The money will come from the city’s insurance company, and no tax dollars will be used to pay the settlement, according to a joint news release from the parties involved in the case.
One plaintiff, Three Wide Entertainment owner Christopher Stotts, originally filed for a zoning permit in 2007 but was denied multiple times by the city Board of Zoning Appeals.
But the Fourth District Court of Appeals, a federal court, overturned the Board’s decision in 2011.
The court agreed with Stotts: The Board’s decision was a violation of Stotts’ constitutional right of freedom of expression and speech.
Stotts and Demetrios Prokos, the owner of the site of the proposed strip club, then sued the city of Athens in 2011, according to a previous Post article. That suit came to a close Monday as Stotts and Prokos settled to withdraw the application for the “adult entertainment business” and dismiss the lawsuit.

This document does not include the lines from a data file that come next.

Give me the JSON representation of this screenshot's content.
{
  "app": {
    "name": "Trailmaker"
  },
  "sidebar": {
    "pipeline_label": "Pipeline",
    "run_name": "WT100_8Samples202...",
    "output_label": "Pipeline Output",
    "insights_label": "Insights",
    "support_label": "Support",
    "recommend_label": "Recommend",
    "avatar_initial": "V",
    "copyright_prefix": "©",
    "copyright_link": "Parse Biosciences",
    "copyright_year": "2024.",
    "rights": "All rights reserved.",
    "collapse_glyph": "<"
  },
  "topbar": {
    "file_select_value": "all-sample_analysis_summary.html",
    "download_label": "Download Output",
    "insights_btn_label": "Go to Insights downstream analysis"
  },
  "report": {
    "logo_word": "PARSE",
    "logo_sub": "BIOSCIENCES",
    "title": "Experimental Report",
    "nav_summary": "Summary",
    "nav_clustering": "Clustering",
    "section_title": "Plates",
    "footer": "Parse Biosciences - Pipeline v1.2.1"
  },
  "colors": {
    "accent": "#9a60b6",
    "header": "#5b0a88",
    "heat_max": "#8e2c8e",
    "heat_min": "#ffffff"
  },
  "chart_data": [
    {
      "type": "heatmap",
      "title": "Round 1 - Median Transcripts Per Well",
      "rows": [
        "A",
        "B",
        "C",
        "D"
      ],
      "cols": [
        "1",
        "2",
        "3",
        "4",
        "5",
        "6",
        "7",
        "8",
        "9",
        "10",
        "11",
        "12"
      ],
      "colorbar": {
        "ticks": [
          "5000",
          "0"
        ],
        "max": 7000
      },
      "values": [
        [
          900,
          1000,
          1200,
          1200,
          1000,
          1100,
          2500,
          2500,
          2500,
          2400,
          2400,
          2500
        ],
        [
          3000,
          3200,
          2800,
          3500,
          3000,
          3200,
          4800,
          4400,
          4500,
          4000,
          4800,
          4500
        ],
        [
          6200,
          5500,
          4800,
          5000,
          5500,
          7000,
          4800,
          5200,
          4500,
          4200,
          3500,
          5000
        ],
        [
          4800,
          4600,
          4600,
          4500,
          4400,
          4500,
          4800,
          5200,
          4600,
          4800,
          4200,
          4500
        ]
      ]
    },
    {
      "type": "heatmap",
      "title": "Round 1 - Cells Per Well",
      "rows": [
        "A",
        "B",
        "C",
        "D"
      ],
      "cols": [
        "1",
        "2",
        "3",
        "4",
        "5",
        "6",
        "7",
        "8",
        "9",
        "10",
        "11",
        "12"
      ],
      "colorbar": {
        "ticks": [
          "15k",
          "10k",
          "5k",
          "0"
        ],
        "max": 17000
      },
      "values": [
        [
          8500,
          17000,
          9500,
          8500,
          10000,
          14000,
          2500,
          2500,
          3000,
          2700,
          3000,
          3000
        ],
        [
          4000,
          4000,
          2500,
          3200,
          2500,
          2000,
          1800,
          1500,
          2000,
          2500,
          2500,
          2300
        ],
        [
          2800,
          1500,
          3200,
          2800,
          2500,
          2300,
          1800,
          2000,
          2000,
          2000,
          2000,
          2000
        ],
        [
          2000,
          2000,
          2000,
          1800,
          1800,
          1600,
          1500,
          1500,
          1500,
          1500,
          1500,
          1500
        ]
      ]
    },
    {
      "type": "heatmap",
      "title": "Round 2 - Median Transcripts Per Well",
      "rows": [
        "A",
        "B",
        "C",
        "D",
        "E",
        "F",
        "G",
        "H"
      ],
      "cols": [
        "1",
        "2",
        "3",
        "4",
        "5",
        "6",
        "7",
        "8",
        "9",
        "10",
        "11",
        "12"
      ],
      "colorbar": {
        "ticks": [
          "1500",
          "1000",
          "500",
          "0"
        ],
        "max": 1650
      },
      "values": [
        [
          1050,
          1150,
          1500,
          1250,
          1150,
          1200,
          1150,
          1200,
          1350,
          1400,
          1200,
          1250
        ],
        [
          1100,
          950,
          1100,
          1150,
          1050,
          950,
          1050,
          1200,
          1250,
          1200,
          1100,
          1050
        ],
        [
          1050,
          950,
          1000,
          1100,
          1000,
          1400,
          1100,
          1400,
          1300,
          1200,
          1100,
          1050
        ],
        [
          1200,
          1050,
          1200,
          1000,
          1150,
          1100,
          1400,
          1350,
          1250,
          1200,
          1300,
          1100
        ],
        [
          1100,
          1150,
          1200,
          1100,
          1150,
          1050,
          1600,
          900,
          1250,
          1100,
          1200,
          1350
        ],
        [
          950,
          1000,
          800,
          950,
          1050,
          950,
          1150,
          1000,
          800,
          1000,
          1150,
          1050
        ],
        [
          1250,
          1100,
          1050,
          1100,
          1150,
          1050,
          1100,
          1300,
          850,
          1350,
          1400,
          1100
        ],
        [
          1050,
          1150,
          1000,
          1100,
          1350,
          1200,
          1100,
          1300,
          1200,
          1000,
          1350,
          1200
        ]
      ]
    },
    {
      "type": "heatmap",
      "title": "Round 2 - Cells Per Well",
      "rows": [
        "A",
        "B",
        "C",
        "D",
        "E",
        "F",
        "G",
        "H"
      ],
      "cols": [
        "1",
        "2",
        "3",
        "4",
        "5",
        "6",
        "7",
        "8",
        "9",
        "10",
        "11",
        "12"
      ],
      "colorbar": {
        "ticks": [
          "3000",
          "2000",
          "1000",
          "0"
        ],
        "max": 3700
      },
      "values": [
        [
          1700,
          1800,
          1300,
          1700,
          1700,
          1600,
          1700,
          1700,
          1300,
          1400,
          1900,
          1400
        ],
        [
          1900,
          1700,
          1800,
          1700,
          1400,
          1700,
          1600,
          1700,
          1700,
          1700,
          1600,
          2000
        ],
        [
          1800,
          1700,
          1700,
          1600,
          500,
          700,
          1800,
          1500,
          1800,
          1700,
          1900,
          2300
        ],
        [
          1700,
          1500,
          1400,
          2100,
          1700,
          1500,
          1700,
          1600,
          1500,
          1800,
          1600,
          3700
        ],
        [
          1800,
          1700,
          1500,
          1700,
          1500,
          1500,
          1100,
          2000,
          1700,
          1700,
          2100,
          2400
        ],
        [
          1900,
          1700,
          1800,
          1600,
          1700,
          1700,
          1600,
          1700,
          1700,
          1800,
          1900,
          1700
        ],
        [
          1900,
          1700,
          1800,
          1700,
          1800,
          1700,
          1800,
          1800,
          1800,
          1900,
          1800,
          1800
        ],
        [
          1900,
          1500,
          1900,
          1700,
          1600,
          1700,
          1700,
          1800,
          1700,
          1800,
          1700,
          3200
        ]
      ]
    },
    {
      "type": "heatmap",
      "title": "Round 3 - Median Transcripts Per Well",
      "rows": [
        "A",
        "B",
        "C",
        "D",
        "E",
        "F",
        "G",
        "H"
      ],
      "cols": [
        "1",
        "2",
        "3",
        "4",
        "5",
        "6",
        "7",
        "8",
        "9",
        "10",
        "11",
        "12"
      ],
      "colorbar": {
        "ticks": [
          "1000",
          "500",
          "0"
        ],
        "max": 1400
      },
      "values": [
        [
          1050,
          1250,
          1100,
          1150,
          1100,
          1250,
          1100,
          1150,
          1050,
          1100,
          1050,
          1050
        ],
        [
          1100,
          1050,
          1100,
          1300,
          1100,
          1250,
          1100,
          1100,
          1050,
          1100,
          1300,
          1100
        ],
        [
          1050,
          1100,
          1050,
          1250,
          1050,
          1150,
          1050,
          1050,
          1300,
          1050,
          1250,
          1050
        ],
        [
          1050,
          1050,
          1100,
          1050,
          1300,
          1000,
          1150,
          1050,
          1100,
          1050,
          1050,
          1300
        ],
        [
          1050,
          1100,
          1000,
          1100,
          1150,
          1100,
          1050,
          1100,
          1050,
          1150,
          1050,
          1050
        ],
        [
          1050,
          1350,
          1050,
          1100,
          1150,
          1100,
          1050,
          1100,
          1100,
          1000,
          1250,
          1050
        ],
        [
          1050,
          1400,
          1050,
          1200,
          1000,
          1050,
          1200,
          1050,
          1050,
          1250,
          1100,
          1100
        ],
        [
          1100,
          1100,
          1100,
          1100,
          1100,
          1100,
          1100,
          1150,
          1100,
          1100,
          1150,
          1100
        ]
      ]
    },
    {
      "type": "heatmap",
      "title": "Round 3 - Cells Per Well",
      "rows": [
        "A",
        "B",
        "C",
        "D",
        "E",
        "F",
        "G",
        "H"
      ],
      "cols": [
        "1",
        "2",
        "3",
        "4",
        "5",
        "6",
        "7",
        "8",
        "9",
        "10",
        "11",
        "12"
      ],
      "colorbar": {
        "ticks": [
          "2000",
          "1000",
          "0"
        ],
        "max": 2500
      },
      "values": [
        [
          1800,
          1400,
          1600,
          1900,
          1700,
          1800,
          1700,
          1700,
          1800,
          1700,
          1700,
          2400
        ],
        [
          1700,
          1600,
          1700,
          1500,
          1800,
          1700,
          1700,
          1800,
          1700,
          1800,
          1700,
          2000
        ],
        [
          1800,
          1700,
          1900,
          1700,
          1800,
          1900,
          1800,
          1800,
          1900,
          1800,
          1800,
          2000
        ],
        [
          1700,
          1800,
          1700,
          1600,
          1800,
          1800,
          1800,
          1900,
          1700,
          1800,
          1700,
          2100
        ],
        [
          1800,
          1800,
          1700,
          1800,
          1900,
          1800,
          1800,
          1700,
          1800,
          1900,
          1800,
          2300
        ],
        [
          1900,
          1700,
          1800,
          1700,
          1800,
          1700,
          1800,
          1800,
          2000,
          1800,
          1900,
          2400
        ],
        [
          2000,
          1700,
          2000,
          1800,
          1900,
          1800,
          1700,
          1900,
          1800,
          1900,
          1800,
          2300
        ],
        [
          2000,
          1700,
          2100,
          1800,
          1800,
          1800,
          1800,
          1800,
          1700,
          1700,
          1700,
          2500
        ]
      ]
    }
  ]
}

“We fought for seven years and we are in a very good position,” Prokos told The Post after the press release was sent to the media. “If we thought we weren’t (in a good position), we wouldn’t have settled.”
Prokos said he decided to join Stotts as a plaintiff because “it was the right thing to do.”
Pat Lang, the city’s law director, was also satisfied with the settlement — which doesn’t have to be approved by Athens City Council because no taxpayer dollars are involved.
“The city is pleased that there will not be an ‘adult entertainment business’ on Stimson Avenue,” Lang said.